Hello, Guest.!
/

Inspector General: DoD’s European Reassurance Initiative Faces Personnel, Budget Mgmt Challenges

2 mins read


The Defense Department‘s office of inspector general has called on DoD to develop strategies to address budgetary and personnel management issues under a program that offers military support to U.S. allies in Europe.

The OIG said in a report published Tuesday the European Reassurance Initiative establishes new requirements for the U.S. European Command without authorizing an increase in personnel.

ERI is funded under overseas contingency operations appropriations that are usually planned for one year and do not align with DoD’s five-year Future Years Defense Program planning cycle, according to the report.

This funding arrangement may affect the capacity of EUCOM and Operation Atlantic Resolve countries to sustain ERI’s support for allied and partner military forces, the OIG reported.

OAR countries include Poland, Bulgaria, Romania, Lithuania, Estonia and Latvia.
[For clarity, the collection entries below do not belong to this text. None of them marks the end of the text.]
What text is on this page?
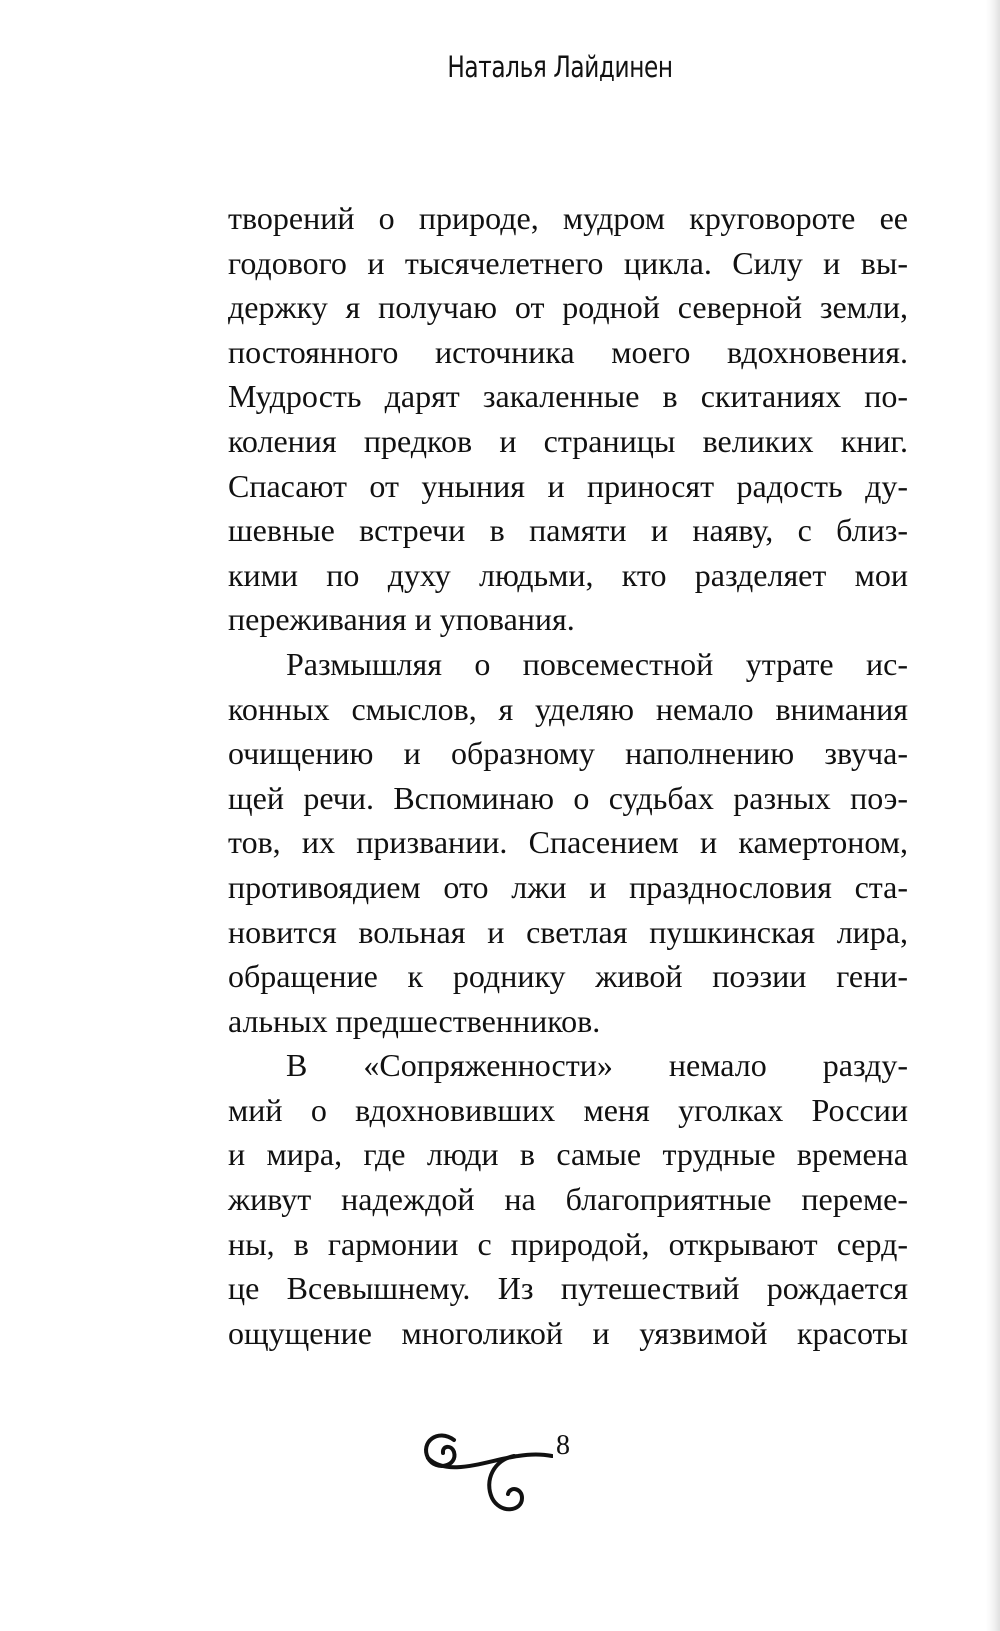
Наталья Лайдинен
творений о природе, мудром круговороте ее
годового и тысячелетнего цикла. Силу и вы-
держку я получаю от родной северной земли,
постоянного источника моего вдохновения.
Мудрость дарят закаленные в скитаниях по-
коления предков и страницы великих книг.
Спасают от уныния и приносят радость ду-
шевные встречи в памяти и наяву, с близ-
кими по духу людьми, кто разделяет мои
переживания и упования.
Размышляя о повсеместной утрате ис-
конных смыслов, я уделяю немало внимания
очищению и образному наполнению звуча-
щей речи. Вспоминаю о судьбах разных поэ-
тов, их призвании. Спасением и камертоном,
противоядием ото лжи и празднословия ста-
новится вольная и светлая пушкинская лира,
обращение к роднику живой поэзии гени-
альных предшественников.
В «Сопряженности» немало разду-
мий о вдохновивших меня уголках России
и мира, где люди в самые трудные времена
живут надеждой на благоприятные переме-
ны, в гармонии с природой, открывают серд-
це Всевышнему. Из путешествий рождается
ощущение многоликой и уязвимой красоты
8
Auditors also found that OAR countries have yet to develop procedures or transportation infrastructure to support the timely deployment of U.S., allied and partner-nation forces.

U.S. agreements with OAR nations on infrastructure use do not have clear guidelines for facility access, sustainment and development, the OIG noted.

Such infrastructure challenges exist partly due to OAR participants’ lack of movement agreements with other NATO countries as well as insufficient experience in managing military convoys and equipment owned by multiple forces.

The report also revealed that EUCOM does not have specific metrics to assess the impact of ERI initiatives on allied and partner nations’ training, infrastructure and military capacity-building activities, which will make it difficult for DoD to track the progress of OAR countries.

The OIG urged the Joint Staff director to evaluate whether EUCOM and its subordinate commands have enough personnel resources to perform ERI missions.

The oversight body also called on the office of the deputy secretary of defense to formulate ways to change the ERI budgeting cycle to align it with participating countries’ training and capacity-building efforts.